Pour certains, marcher durant plusieurs jours en portant toutes ses affaires, dormir dans un gite ou sous une tente, sortir de son territoire, franchir un sommet de montagne, se balader de nuit pour écouter le brame du cerf est une véritable aventure. Ils gardent un souvenir inoubliable de ce moment. Les familles témoignent par la suite des changements et du vécu de leur enfant et remercient l’équipe.

Concernant les limites, nous en avons identifié un certain nombre.
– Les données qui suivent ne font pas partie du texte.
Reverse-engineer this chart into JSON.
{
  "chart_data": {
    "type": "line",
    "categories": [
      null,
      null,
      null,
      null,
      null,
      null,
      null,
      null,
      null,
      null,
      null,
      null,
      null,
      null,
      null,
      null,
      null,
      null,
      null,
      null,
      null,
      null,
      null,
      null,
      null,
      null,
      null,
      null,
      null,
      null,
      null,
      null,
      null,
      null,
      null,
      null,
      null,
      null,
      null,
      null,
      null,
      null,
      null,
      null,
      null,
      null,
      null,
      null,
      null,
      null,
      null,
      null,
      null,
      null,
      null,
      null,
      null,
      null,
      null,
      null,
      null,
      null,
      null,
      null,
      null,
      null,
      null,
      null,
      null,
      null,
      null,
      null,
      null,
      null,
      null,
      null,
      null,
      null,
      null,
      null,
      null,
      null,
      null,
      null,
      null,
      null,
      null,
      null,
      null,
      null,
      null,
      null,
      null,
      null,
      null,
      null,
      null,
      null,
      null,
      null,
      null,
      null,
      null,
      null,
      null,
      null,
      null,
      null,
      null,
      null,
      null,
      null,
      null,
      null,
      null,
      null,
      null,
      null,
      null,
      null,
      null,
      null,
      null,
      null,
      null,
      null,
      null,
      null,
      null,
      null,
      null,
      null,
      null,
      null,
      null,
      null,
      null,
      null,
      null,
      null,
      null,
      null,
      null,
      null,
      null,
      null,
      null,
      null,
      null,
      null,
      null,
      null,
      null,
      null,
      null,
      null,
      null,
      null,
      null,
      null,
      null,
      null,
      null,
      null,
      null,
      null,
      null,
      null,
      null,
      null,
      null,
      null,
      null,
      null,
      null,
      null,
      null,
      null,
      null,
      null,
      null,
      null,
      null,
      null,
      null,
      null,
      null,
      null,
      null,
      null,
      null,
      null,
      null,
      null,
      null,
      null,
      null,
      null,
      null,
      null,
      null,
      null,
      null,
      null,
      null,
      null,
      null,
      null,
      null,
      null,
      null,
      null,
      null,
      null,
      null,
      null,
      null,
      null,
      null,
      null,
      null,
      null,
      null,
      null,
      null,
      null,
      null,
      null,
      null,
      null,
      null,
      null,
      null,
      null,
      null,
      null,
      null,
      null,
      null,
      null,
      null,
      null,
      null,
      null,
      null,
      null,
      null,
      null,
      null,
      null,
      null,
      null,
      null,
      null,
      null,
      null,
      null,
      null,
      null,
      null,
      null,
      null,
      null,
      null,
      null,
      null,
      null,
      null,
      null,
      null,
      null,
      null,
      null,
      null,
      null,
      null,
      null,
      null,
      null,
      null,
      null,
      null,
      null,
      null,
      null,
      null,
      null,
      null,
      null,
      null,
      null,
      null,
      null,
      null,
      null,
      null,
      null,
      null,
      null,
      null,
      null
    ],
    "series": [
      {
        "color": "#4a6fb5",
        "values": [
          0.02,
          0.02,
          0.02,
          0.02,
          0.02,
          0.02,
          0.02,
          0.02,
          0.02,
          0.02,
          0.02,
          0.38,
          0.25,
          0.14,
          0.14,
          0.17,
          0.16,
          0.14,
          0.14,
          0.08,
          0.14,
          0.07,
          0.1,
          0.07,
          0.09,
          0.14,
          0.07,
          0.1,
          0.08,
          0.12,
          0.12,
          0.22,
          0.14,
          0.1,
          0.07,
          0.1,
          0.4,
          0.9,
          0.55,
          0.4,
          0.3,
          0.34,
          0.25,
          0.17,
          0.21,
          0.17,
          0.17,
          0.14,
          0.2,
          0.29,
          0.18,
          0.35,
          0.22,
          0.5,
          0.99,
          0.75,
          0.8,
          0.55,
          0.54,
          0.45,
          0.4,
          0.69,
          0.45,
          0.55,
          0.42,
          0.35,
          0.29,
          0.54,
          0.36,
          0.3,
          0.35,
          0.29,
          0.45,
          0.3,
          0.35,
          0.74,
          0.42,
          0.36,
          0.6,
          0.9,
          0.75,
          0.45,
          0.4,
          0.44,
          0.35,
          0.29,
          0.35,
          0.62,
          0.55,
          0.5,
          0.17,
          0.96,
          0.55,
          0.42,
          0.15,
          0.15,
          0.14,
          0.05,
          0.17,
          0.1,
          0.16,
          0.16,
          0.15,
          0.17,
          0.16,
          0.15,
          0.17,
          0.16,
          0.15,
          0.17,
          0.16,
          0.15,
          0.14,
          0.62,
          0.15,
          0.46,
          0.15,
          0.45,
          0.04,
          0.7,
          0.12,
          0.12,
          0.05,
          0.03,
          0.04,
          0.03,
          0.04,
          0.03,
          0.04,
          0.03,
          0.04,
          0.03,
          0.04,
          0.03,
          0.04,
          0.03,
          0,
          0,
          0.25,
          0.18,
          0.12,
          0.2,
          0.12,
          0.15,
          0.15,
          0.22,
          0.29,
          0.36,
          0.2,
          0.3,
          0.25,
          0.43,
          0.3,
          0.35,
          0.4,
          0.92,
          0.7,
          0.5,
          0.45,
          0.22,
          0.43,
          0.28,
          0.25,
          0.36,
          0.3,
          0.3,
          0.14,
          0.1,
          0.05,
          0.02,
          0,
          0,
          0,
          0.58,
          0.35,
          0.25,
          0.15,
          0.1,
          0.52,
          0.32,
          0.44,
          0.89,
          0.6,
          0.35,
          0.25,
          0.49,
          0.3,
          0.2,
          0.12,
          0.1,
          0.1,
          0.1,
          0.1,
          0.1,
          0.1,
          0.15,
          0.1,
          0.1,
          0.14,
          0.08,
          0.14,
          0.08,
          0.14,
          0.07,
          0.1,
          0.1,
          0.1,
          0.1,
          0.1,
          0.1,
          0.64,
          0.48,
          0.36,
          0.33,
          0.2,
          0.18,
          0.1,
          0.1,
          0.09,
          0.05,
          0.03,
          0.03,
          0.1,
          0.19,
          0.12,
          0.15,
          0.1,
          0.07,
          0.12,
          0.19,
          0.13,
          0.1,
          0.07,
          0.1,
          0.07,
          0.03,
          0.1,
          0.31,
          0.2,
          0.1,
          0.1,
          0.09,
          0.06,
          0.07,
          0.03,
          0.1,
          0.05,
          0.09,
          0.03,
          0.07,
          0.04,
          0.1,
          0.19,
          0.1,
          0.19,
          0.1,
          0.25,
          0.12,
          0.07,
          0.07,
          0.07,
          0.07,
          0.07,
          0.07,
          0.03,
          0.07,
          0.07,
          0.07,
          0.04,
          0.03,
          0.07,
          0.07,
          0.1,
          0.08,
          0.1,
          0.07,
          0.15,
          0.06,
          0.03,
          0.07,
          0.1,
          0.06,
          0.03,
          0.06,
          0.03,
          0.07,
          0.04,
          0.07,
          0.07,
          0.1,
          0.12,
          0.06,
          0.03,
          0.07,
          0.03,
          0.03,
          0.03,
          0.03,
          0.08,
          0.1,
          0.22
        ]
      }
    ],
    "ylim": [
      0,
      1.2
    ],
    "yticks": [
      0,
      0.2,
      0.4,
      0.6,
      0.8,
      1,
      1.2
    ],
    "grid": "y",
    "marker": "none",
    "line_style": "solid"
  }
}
L’équipe qui part avec la classe développe une relation privilégiée avec les jeunes, leur regard change ainsi que leur façon de les appréhender, ce qui peut créer des incompréhensions avec les collègues qui ne sont pas partis. De fait, la semaine d’immersion en itinérance pédestre est comme une bulle hors du temps et de l’espace scolaire habituel. Elle permet à chacun d’évoluer et de sortir de son rôle. Alors quand, dès le lundi suivant, tout le monde revient dans l’établissement en reprenant ses habitudes, son quotidien, et que l’équipe rencontre des difficultés à amorcer des changements structurels au niveau pédagogique et éducatif, par exemple mettre en place un temps de vie de classe, des tensions peuvent surgir au sein de l’équipe et avec les élèves. Il est fondamental d’ancrer les changements pour intégrer la qualité relationnelle dans le quotidien.

Aujourd’hui, ce dispositif reste une des modalités que nous proposons aux équipes éducatives. Il s’avère plus pertinent de le mettre en place avec des classes de 4e et 3e plus souples sur le programme scolaire. Nous expérimentons actuellement des classes itinérantes sur plusieurs séjours, à la découverte de professionnels et de nouveaux territoires.